The Darker Half

As I write, we still lie within the Gaelic festival of Samhain- and are once again reminded that whoever transliterated the language of the Gaels to English deserves to go down in infamy.  Should any form of afterlife exist, I trust some special form of linguistic hell has been laid on for him (or her) in which to spend their endless days reflecting on their crime.

Samhain traditionally marked the start of winter and the beginning of the “darker half” of the year.  While I’m sure some neopagans still celebrate in this spirit – though I suspect in a manner which would be entirely alien to any time-travelling ancient Celt – it has mostly been subsumed in popular culture by Halloween.

When I was a lad, I don’t recall any special marking of Halloween, beyond perhaps some of the then three TV channels scheduling a scary film safely after the watershed (and I was tucked up in bed).  However, in recent years its importance had gown in this country so that it now almost outshines the important local festival of arson and resistance to knavish Popery (which will be the name of my latest business venture: providing bowls of dried petals and spices for even the most staunchly Protestant of homes).  Am I alone in fearing that an important warning to the masses not to contemplate the violent overthrow of the State is being lost?

No, today, Halloween offers an opportunity for young people dressed in scary (or merely atypical?) costumes to patrol the streets of our conurbations, great and small, seeking sweets with menaces.  This is very much not my bag – though Andrew Hunter Murray’s admission via Twitter that the only sweets he had available were high-cocoa dark chocolate was tempting, but I fear not widely practiced outside of his small corner of South London.  You might expect me as a curmudgeon of a certain age (spirit animal: Ed Reardon) to rail against this imported custom.  However, until the kids’ costumes include a functional flying broomstick, I can remain safely aloof from the hurly burly until it’s done (and any battles, lost and won) in my tiny first floor flat.  In fact, I was out on the streets while the local children were performing a parodic reenactment of their hunter-gatherer roots and it seemed that the whole process was surprisingly ecumenical.  I saw what appeared to be children from at least three of the world’s major faiths participating enthusiastically under the watchful eyes of their elders – which I feel must be good for social cohesion.

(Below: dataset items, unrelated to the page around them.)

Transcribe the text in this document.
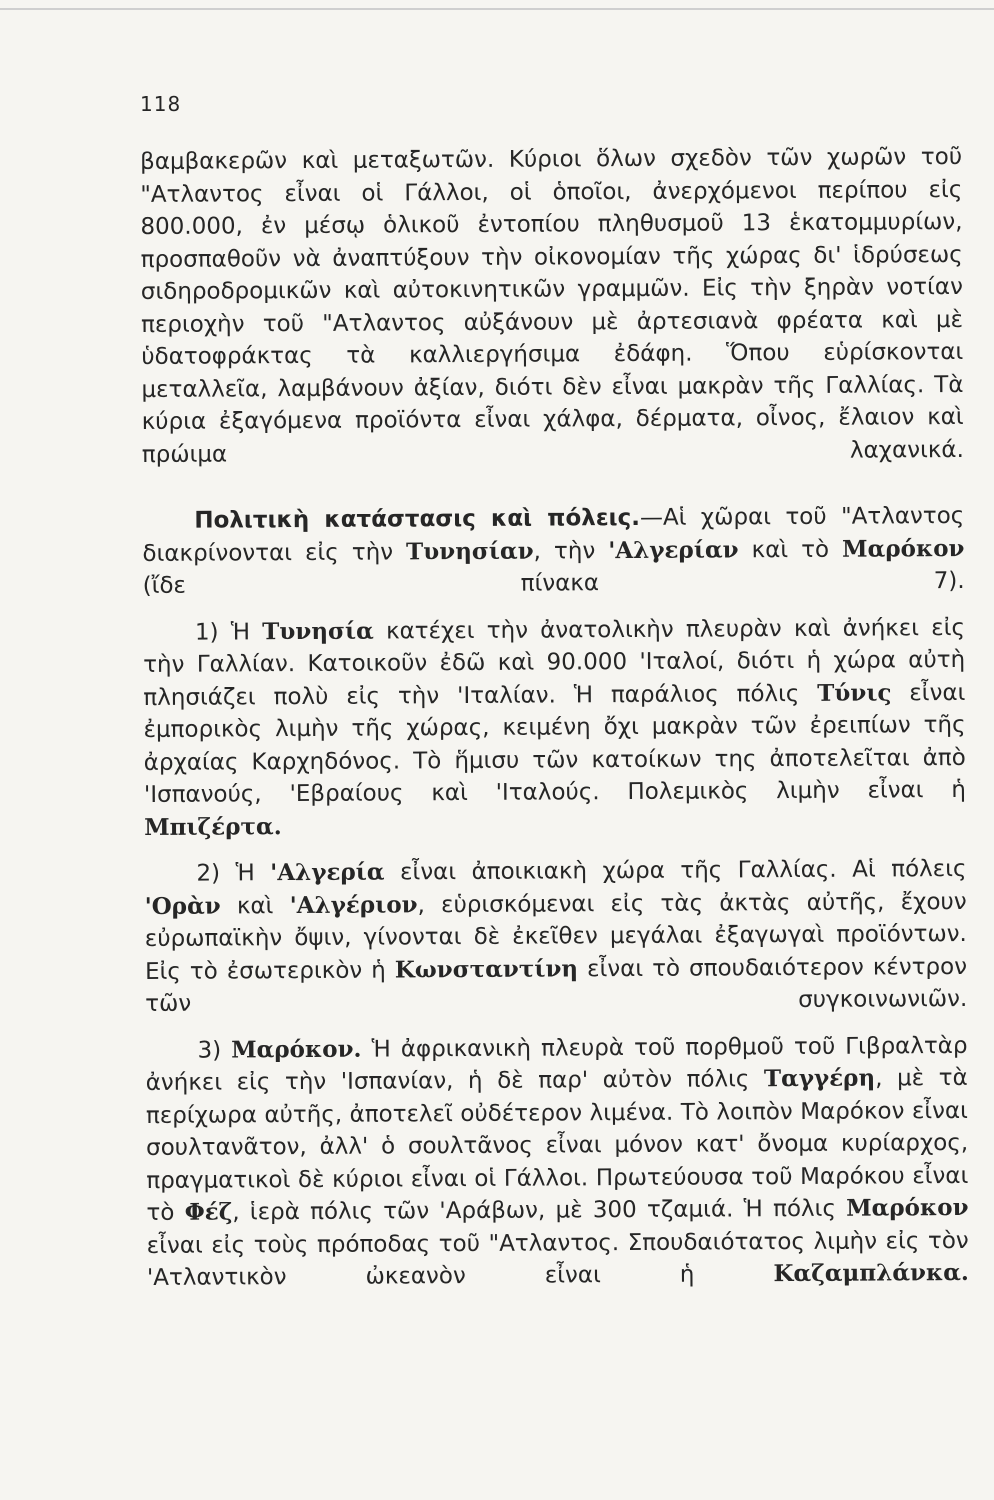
118

βαμβακερῶν καὶ μεταξωτῶν. Κύριοι ὅλων σχεδὸν τῶν χωρῶν τοῦ "Ατλαντος εἶναι οἱ Γάλλοι, οἱ ὁποῖοι, ἀνερχόμενοι περίπου εἰς 800.000, ἐν μέσῳ ὁλικοῦ ἐντοπίου πληθυσμοῦ 13 ἑκατομμυρίων, προσπαθοῦν νὰ ἀναπτύξουν τὴν οἰκονομίαν τῆς χώρας δι' ἱδρύσεως σιδηροδρομικῶν καὶ αὐτοκινητικῶν γραμμῶν. Εἰς τὴν ξηρὰν νοτίαν περιοχὴν τοῦ "Ατλαντος αὐξάνουν μὲ ἀρτεσιανὰ φρέατα καὶ μὲ ὑδατοφράκτας τὰ καλλιεργήσιμα ἐδάφη. Ὅπου εὑρίσκονται μεταλλεῖα, λαμβάνουν ἀξίαν, διότι δὲν εἶναι μακρὰν τῆς Γαλλίας. Τὰ κύρια ἐξαγόμενα προϊόντα εἶναι χάλφα, δέρματα, οἶνος, ἔλαιον καὶ πρώιμα λαχανικά.

Πολιτικὴ κατάστασις καὶ πόλεις.—Αἱ χῶραι τοῦ "Ατλαντος διακρίνονται εἰς τὴν Τυνησίαν, τὴν 'Αλγερίαν καὶ τὸ Μαρόκον (ἴδε πίνακα 7).

1) Ἡ Τυνησία κατέχει τὴν ἀνατολικὴν πλευρὰν καὶ ἀνήκει εἰς τὴν Γαλλίαν. Κατοικοῦν ἐδῶ καὶ 90.000 'Ιταλοί, διότι ἡ χώρα αὐτὴ πλησιάζει πολὺ εἰς τὴν 'Ιταλίαν. Ἡ παράλιος πόλις Τύνις εἶναι ἐμπορικὸς λιμὴν τῆς χώρας, κειμένη ὄχι μακρὰν τῶν ἐρειπίων τῆς ἀρχαίας Καρχηδόνος. Τὸ ἥμισυ τῶν κατοίκων της ἀποτελεῖται ἀπὸ 'Ισπανούς, 'Εβραίους καὶ 'Ιταλούς. Πολεμικὸς λιμὴν εἶναι ἡ Μπιζέρτα.

2) Ἡ 'Αλγερία εἶναι ἀποικιακὴ χώρα τῆς Γαλλίας. Αἱ πόλεις 'Ορὰν καὶ 'Αλγέριον, εὑρισκόμεναι εἰς τὰς ἀκτὰς αὐτῆς, ἔχουν εὐρωπαϊκὴν ὄψιν, γίνονται δὲ ἐκεῖθεν μεγάλαι ἐξαγωγαὶ προϊόντων. Εἰς τὸ ἐσωτερικὸν ἡ Κωνσταντίνη εἶναι τὸ σπουδαιότερον κέντρον τῶν συγκοινωνιῶν.

3) Μαρόκον. Ἡ ἀφρικανικὴ πλευρὰ τοῦ πορθμοῦ τοῦ Γιβραλτὰρ ἀνήκει εἰς τὴν 'Ισπανίαν, ἡ δὲ παρ' αὐτὸν πόλις Ταγγέρη, μὲ τὰ περίχωρα αὐτῆς, ἀποτελεῖ οὐδέτερον λιμένα. Τὸ λοιπὸν Μαρόκον εἶναι σουλτανᾶτον, ἀλλ' ὁ σουλτᾶνος εἶναι μόνον κατ' ὄνομα κυρίαρχος, πραγματικοὶ δὲ κύριοι εἶναι οἱ Γάλλοι. Πρωτεύουσα τοῦ Μαρόκου εἶναι τὸ Φέζ, ἱερὰ πόλις τῶν 'Αράβων, μὲ 300 τζαμιά. Ἡ πόλις Μαρόκον εἶναι εἰς τοὺς πρόποδας τοῦ "Ατλαντος. Σπουδαιότατος λιμὴν εἰς τὸν 'Ατλαντικὸν ὠκεανὸν εἶναι ἡ Καζαμπλάνκα.
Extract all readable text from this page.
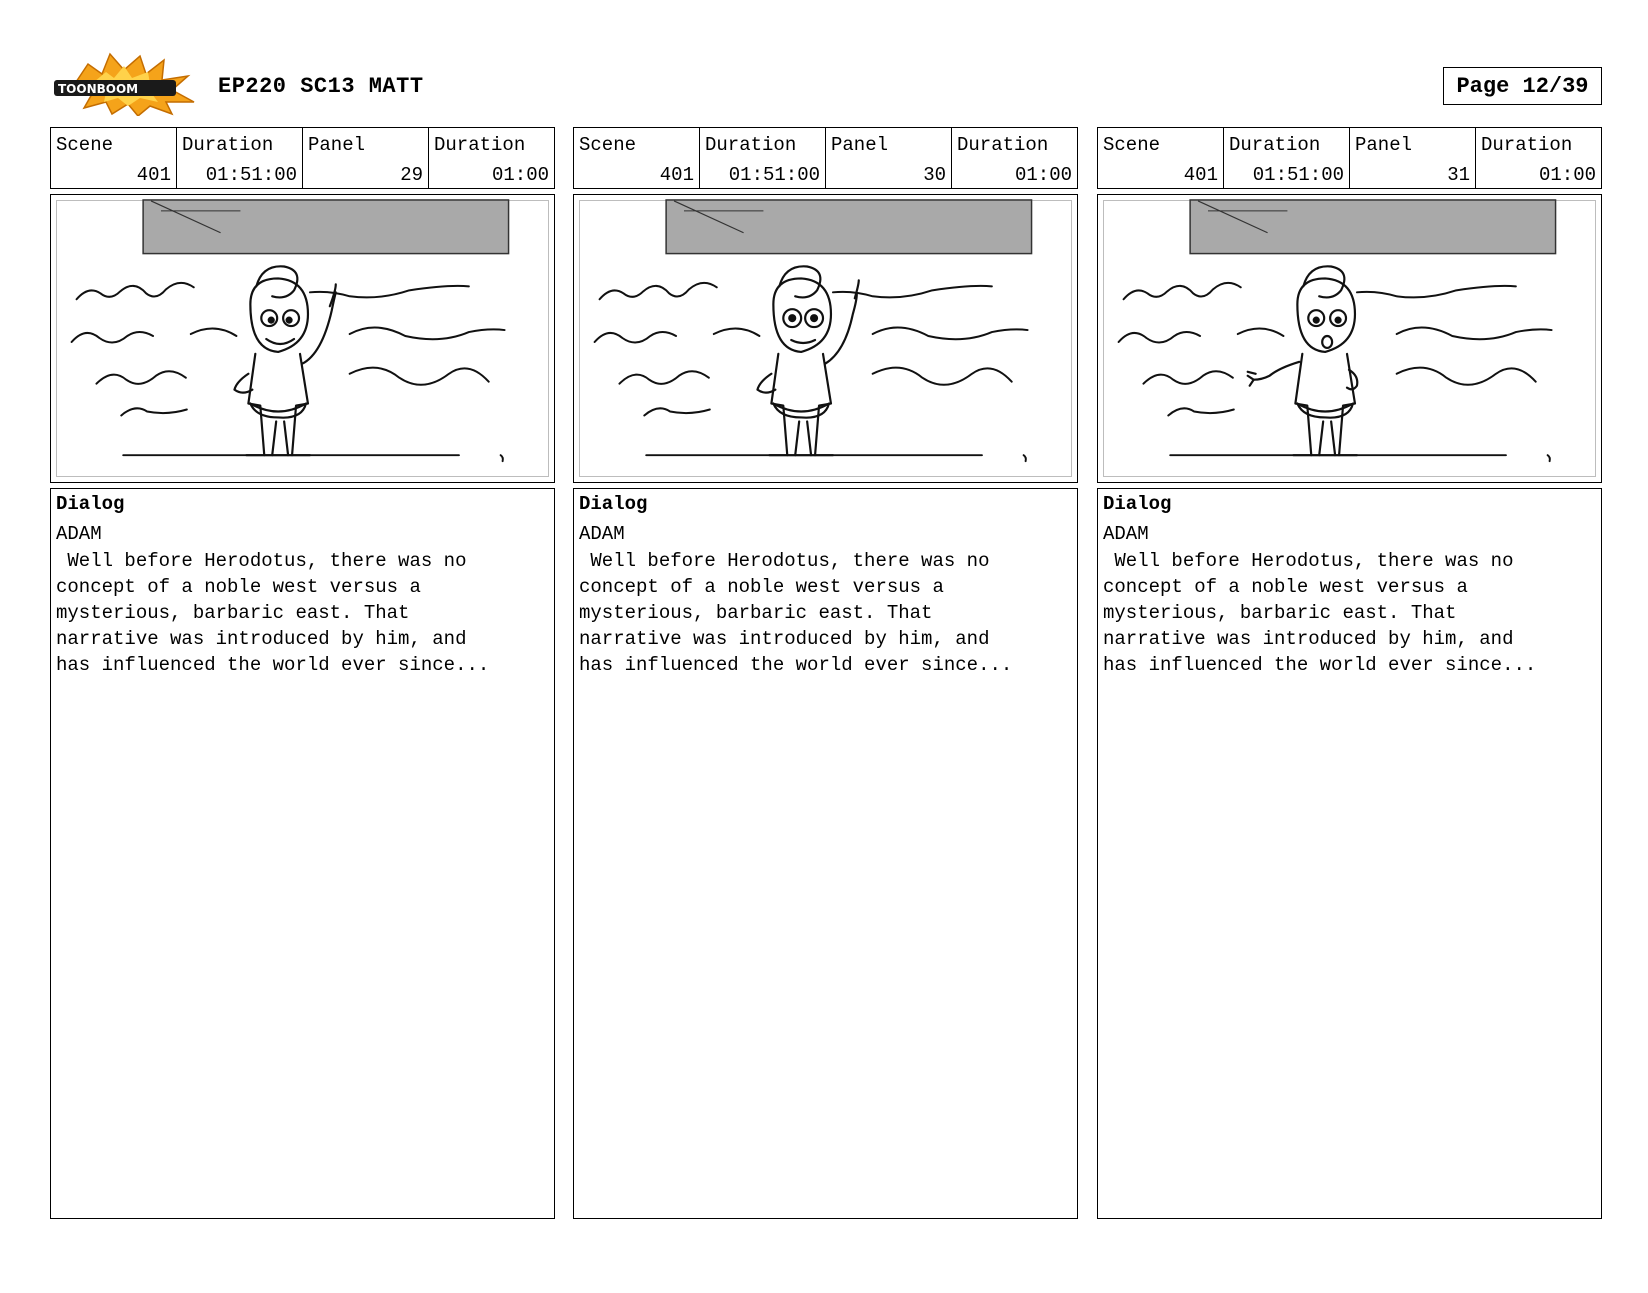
TOONBOOM	EP220 SC13 MATT	Page 12/39
Scene
401
Duration
01:51:00
Panel
29
Duration
01:00
Dialog
ADAM
Well before Herodotus, there was no
concept of a noble west versus a
mysterious, barbaric east. That
narrative was introduced by him, and
has influenced the world ever since...
Scene
401
Duration
01:51:00
Panel
30
Duration
01:00
Dialog
ADAM
Well before Herodotus, there was no
concept of a noble west versus a
mysterious, barbaric east. That
narrative was introduced by him, and
has influenced the world ever since...
Scene
401
Duration
01:51:00
Panel
31
Duration
01:00
Dialog
ADAM
Well before Herodotus, there was no
concept of a noble west versus a
mysterious, barbaric east. That
narrative was introduced by him, and
has influenced the world ever since...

I celebrated the start of the darker half in the musical embrace of the ICP Orchestra: a curious Dutch chimera of chamber orchestra and jazz band.  ICP stands for Instant Composers Pool, but this knowledge did little to prepare me for the evening ahead.  Their music is very hard to describe but there were certainly elements of modern classical music – the odd hint of late Shostakovich perhaps – and of jazz.  I’d also throw in some Dada, manouche and mariachi and no doubt a whole lot more I didn’t recognise.  There was so much to take in, it was hard to believe there were only ten musicians – though about half played two instruments and there were occasional words(?) sung.  The concert also boasted the tattiest looking cello I have ever seen – it looked like it had been rescued from a skip moments before the gig started – but boy could it sing!  There was even an element of physical theatre – dare I say, dance – when the cellist (long past even the second flush of youth and perhaps retrieved from the same skip) conducted the band in a very unconventional manner for one of the pieces.  In the second half, when the band and audience had grown used to each other, there were even proper laughs.  Even when using a score, the music felt gloriously improvisational with order and chaos swirling around each other in a fertile maelstrom.  The ICP Orchestra have been going almost as long as I have – this year is their 50th anniversary – and some of them are clearly original members but there has been no slowing down in their musical creativity or physicality.  Even for a chap who goes to a lot of gigs, it was a unique night of incredible musical invention and fun.

As so often, I am forced to reflect on the musical riches on offer within 15 minutes of my door: if only a few more folk had taken a chance and swelled the rather modest audience.  Nonetheless, I shall continue my blog and Facebook proselytising in the hope of drawing a few more lost souls onto the right path: I can promise nothing for the next life, but plenty of enjoyable experiences in this one and a chance to get out of the house and meet some of your fellow hikers through this veil of tears!